The panic upon the Aristotelian peril, that had passed across the high places of the Church, was probably a dry wind from the desert. It was really filled rather with fear of Mahomet than fear of Aristotle. And this was ironic, because there was really much more difficulty in reconciling Aristotle with Mahomet than in reconciling him with Christ. Islam is essentially a simple creed for simple men; and nobody can ever really turn pantheism into a simple creed. It is at once too abstract and too complicated. There are simple believers in a personal God; and there are atheists more simple-minded than any believers in a personal God. But few can, in mere simplicity, accept a godless universe as a god. And while the Moslem, as compared with the Christian, had perhaps a less human God, he had if possible a more personal God. The will of Allah was very much of a will, and could not be turned into a stream of tendency. On all that cosmic and abstract side the Catholic was more accommodating than the Moslem up to a point. The Catholic could admit at least that Aristotle was right about the impersonal elements of a personal God. Hence, we may say broadly of the Moslem philosophers, that those who became good philosophers became bad Moslems. It is not altogether unnatural that many bishops and doctors feared that the Thomists might become good philosophers and bad Christians. But there were also many, of the strict school of Plato and Augustine, who stoutly denied that they were even good philosophers. Between those rather incongruous passions, the love of Plato and the fear of Mahomet, there was a moment when the prospects of any Aristotelian culture in Christendom looked very dark indeed.
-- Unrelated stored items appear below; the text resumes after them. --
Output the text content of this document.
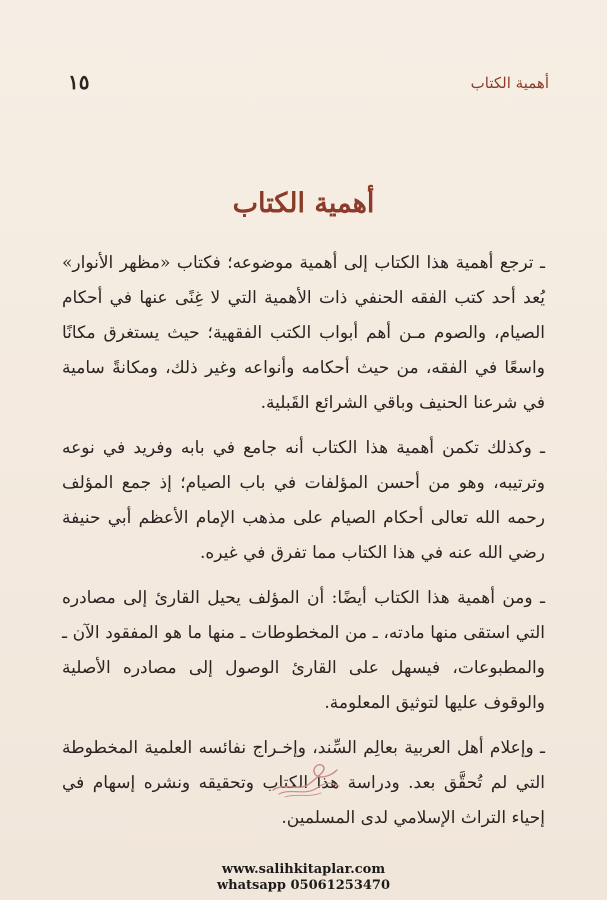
أهمية الكتاب
١٥
أهمية الكتاب

ـ ترجع أهمية هذا الكتاب إلى أهمية موضوعه؛ فكتاب «مظهر الأنوار» يُعد أحد كتب الفقه الحنفي ذات الأهمية التي لا غِنًى عنها في أحكام الصيام، والصوم مـن أهم أبواب الكتب الفقهية؛ حيث يستغرق مكانًا واسعًا في الفقه، من حيث أحكامه وأنواعه وغير ذلك، ومكانةً سامية في شرعنا الحنيف وباقي الشرائع القَبلية.

ـ وكذلك تكمن أهمية هذا الكتاب أنه جامع في بابه وفريد في نوعه وترتيبه، وهو من أحسن المؤلفات في باب الصيام؛ إذ جمع المؤلف رحمه الله تعالى أحكام الصيام على مذهب الإمام الأعظم أبي حنيفة رضي الله عنه في هذا الكتاب مما تفرق في غيره.

ـ ومن أهمية هذا الكتاب أيضًا: أن المؤلف يحيل القارئ إلى مصادره التي استقى منها مادته، ـ من المخطوطات ـ منها ما هو المفقود الآن ـ والمطبوعات، فيسهل على القارئ الوصول إلى مصادره الأصلية والوقوف عليها لتوثيق المعلومة.

ـ وإعلام أهل العربية بعالِم السِّند، وإخـراج نفائسه العلمية المخطوطة التي لم تُحقَّق بعد. ودراسة هذا الكتاب وتحقيقه ونشره إسهام في إحياء التراث الإسلامي لدى المسلمين.

www.salihkitaplar.com
whatsapp 05061253470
Anathema after anathema was thundered from high places; and under the shadow of the persecution, as so often happens, it seemed for a moment that barely one or two figures stood alone in the storm-swept area. They were both in the black and white of the Dominicans; for Albertus and Aquinas stood firm.

In that sort of combat there is always confusion; and majorities change into minorities and back again, as if by magic. It is always difficult to date the turn of the tide, which seems to be a welter of eddies; the very dates seeming to overlap and confuse the crisis. But the change, from the moment when the two Dominicans stood alone to the moment when the whole Church at last wheeled into line with them, may perhaps be found at about the moment when they were practically brought before a hostile but a not unjust judge. Stephen Tempier, the Bishop of Paris, was apparently a rather fine specimen of the old fanatical Churchman, who thought that admiring Aristotle was a weakness likely to be followed by adoring Apollo. He was also, by a piece of bad luck, one of the old social conservatives, who had intensely resented the popular revolution of the Preaching Friars. But he was an honest man; and Thomas Aquinas never asked for anything but permission to address honest men. All around him there were other Aristotelian revolutionaries of a much more dubious sort. There was Siger, the sophist from Brabant, who learned all his Aristotelianism from the Arabs; and had an ingenious theory about how an Arabian agnostic could also be a Christian. There were a thousand young men of the sort that had shouted for Abelard; full of the youth of the thirteenth century and drunken with the Greek wine of Stagira. Over against them, lowering and implacable, was the old Puritan party of the Augustinians; only too delighted to class the rationalistic Albert and Thomas with equivocal Moslem meta-physicians.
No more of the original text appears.